The DXA T-score approach was applied in a similar way to the WHO for osteoporosis, which allows the comparison of young and healthy persons with older pathologic patients. Both groups were selected from the same pool, without additional selection criteria, which was in line with the WHO’s approach to minimizing other dependencies. Of course, the known impact factors and dependencies for osteoporosis are valid here as well; therefore, a specific verification of all the possible impacts was not part of this pilot study. All patients with a osteopenia/osteoporosis DXA diagnosis had a thickness in their hard palate (max. 0.9 mm). In contrast, all patients in the control group and all patients with normal DXA had a thickness of at least 0.9 mm. Considering a measurement fault of ±5% (±10%), and, if we draw the cutoff line at 0.9 mm, we can define an HPT grey area with false negative or false positive results as between 0.855–0.945 mm (0.81–0.99 mm). For the grey area or the error of measurement, it can be treated the same as for the normal or pathologic groups. The main reason is that absolute measurements are less accurate than relative measurements. In this sense, it might be necessary to adapt the criteria individually. Of course, the individual error of the HPT measurement can be different, mainly because of the accuracy and having to find the right measurement location. It would be good to recommend that the HPT measurement point is included in the CBCT by default—the benefit seems to outweigh the consideration of the effective doses [
46]. The measurement of the defined measurement point itself also proved to be difficult, as disruptions were present from illnesses of the teeth or maxillary sinuses in a considerable number of patients. A further difficulty was that the hard palate often was not imaged in the CBCT for reasons of radiation protection, for example, in the CBCT before dental implants in the lower jaw. Should further studies show that the HPT is suitable for the diagnosis of osteoporosis, an alteration in the procedure would be advisable for patients at risk of this disease.
5. Conclusions
In summary, and despite the small sample size, the results of this pilot study were very interesting. HPT is not yet a well-known criterion, but it seems to be helpful and should be examined in further studies. Radiologists can clearly recognize pathological bone density when applying radiological criteria and the thickness of the hard palate. The measurement of HPT could be further improved through additional studies. The differentiation between osteopenia and osteoporosis was, as with other radiological methods, not certain in this study. Therefore, the final diagnosis should be confirmed by a measurement of the bone density. Larger studies could potentially find a precise definition of thresholds, although we believe this is not absolutely necessary. HPT is a criterion that can be used for rapid screening—a quick, simple measurement, which can indicate the presence of bone disease, particularly osteoporosis, prompting further investigation. The exact classification of osteoporosis and therapy monitoring are based on DXA values, so DXA does not lose its importance.
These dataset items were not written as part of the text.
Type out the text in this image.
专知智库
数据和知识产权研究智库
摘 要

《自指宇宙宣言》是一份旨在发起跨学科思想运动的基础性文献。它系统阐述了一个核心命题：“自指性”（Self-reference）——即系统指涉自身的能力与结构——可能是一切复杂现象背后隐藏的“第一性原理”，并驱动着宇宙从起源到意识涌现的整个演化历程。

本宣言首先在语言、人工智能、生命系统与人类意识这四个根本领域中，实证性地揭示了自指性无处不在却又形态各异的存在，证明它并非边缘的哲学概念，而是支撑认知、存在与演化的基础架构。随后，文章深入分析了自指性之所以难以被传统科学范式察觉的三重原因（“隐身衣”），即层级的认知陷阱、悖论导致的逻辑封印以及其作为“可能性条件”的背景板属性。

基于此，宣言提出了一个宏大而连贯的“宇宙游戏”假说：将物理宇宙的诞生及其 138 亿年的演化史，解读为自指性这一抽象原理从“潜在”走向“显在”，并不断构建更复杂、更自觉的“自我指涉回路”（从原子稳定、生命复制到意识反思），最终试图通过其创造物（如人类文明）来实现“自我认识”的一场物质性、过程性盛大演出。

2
In conclusion, this method offers a rapid and economic approach for osteoporosis screening. However, it requires further validation through a larger, more diverse sample and clinically available tools. The use of AI also seems promising in making the measurement results even more accurate.
Patients that may be affected by osteoporosis or osteopenia can be identified safely, simply, and easily by means of a measurement of the HPT. No further calculations or reconstructions are necessary, which makes the procedure very simple and economical.